Cline the seeder my county has is ancient so I'm not sure of the model. If the teff deal works out I'll buy one of my own, there is no teff grown around here so I'm gonna have a tough time marketing it and with 40 acres I'm gonna have a lot to sell if it all goes well.


----------



## FarmerCline (Oct 12, 2011)

Lewis Ranch said:


> Thanks! I saved that to my phone.
> Cline the seeder my county has is ancient so I'm not sure of the model. If the teff deal works out I'll buy one of my own, there is no teff grown around here so I'm gonna have a tough time marketing it and with 40 acres I'm gonna have a lot to sell if it all goes well.


 Good luck on the teff......I tried it here for three years and just couldn't get it to work out for me. Marketing the hay wasn't such a problem but growing it and harvesting was. My problems were that it would lodge terribly and was a pain to cut since it was laying flat on the ground and that it didn't regrow after cutting like it was supposed to. Also if you have armyworms they like teff.


----------



## Lewis Ranch (Jul 15, 2013)

FarmerCline said:


> Good luck on the teff......I tried it here for three years and just couldn't get it to work out for me. Marketing the hay wasn't such a problem but growing it and harvesting was. My problems were that it would lodge terribly and was a pain to cut since it was laying flat on the ground and that it didn't regrow after cutting like it was supposed to. Also if you have armyworms they like teff.
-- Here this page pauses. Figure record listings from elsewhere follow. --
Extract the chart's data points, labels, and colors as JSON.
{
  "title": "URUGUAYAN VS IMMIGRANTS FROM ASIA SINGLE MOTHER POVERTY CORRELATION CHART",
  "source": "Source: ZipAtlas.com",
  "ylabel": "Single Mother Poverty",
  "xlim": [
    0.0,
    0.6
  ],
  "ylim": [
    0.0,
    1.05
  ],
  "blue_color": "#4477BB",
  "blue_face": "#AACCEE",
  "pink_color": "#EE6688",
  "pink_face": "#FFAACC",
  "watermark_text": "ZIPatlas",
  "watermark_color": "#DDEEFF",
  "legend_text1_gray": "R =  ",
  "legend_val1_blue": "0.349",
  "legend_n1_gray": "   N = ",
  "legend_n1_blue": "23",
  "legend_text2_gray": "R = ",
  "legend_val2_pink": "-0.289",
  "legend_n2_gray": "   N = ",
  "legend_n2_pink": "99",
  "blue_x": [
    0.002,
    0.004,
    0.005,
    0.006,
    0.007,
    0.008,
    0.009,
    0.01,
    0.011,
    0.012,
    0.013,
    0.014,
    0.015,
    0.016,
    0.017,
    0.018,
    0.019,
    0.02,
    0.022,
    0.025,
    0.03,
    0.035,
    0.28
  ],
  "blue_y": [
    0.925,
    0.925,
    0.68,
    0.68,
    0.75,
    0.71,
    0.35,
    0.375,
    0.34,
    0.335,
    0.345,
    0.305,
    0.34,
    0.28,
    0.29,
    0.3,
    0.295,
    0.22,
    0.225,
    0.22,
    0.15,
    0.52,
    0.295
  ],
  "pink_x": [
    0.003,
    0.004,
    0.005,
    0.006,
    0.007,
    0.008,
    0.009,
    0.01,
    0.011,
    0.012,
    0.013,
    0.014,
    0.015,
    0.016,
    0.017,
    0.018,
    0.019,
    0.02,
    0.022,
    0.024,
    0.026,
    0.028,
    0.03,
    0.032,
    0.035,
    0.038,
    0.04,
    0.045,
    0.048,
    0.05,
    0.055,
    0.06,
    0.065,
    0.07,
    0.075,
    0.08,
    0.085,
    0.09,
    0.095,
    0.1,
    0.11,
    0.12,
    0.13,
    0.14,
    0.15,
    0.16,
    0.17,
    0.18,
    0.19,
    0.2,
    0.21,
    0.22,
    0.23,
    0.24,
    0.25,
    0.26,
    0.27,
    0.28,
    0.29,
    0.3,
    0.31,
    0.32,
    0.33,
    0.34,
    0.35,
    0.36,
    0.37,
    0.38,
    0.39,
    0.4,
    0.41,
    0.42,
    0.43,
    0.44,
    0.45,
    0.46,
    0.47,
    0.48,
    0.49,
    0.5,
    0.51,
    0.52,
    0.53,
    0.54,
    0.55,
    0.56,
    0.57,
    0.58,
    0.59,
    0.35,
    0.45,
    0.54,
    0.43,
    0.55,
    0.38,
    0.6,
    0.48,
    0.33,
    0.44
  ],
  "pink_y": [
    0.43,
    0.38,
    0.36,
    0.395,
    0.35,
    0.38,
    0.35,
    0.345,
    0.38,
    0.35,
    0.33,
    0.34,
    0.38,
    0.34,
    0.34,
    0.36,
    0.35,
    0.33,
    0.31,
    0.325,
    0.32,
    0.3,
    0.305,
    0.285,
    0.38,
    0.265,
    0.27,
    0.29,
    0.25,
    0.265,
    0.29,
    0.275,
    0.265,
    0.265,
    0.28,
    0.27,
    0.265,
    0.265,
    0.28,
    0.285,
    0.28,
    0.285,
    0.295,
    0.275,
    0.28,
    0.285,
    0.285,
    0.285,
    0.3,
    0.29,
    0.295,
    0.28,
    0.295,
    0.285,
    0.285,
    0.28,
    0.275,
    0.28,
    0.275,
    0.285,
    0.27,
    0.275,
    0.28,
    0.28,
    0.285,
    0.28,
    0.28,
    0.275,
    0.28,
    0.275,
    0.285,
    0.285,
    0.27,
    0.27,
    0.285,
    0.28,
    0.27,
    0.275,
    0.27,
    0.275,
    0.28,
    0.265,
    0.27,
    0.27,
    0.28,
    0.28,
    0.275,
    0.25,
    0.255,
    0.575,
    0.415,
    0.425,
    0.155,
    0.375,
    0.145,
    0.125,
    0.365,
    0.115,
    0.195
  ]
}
Shouldn't have a problem with dry down or lodging here in this Texas heat. My main concern is selling the stuff, if it makes 50 bales/acre 3 times that's 6,000 bales I've gotta get rid of. We get army worms but luckily if I catch them I can take care of them real easy. Thank y'all for the help.


----------



## Vol (Jul 5, 2009)

From what I have seen out of Teff here is that a hiccup can make it lodge....especially around cutting time.

Regards, Mike


----------



## slowzuki (Mar 8, 2011)

Re crusting - I've found my brillions front roller can break a crust a bit but the tractor tires tend to leave marks/ruts.

Can usually hear when the ground is too hard as the rings will really start banging on the rollers.


----------



## Lewis Ranch (Jul 15, 2013)

Sprayed roundup on the teff ground this morning, rye and weeds coming on like crazy with these 88 degree days.


----------



## slowzuki (Mar 8, 2011)

Jeez still below 0 f at night here.


----------



## Lewis Ranch (Jul 15, 2013)

Vol said:


> From what I have seen out of Teff here is that a hiccup can make it lodge....especially around cutting time.
> 
> Regards, Mike


Nearly everyone has all the corn in the ground and most of its sprouted. Beans are being planted with some coming up, soil temperature 58. Rain in forecast for the next week I figure when it gets dry I'll plant the teff. I'll probably be fighting another flush of rye with all this rain coming but hopefully should have good moisture underneath.


----------



## Vol (Jul 5, 2009)

I think soil temp needs to be at 65° or so for Teff to germinate well. A good warm rain could get you there.

Regards, Mike


----------



## FarmerCline (Oct 12, 2011)

Vol said:


> From what I have seen out of Teff here is that a hiccup can make it lodge....especially around cutting time.
> 
> Regards, Mike


 Yep, same thing here. Even with no nitrogen applied it still lodged flat about a week before cutting.


----------



## Lewis Ranch (Jul 15, 2013)

I'll definitely keep a close eye on it and post pictures for more advise when it's growing. After it gets up and goimg I plan on giving it a #100 shot of 32-0-0- or 28-0-0-5


----------



## Lewis Ranch (Jul 15, 2013)

Ok going a whole other direction. Any of y'all ever seed with an air truck? Good friend has one and can blow the whole field in about 30 minutes mixed with dry fertilize.


----------



## Farmineer95 (Aug 11, 2014)

Popular way around me for some larger acre farms. Blow it on an roll it after. Don't know if they rate is increased to compensate for lower germ rate. Might want to research germination rates.


----------



## Lewis Ranch (Jul 15, 2013)

Yea I haven't made up my mind yet, lots of Bermuda seeded via air truck in this country. Soil temp is favorable so it will be planted soon as I have a weather window.


----------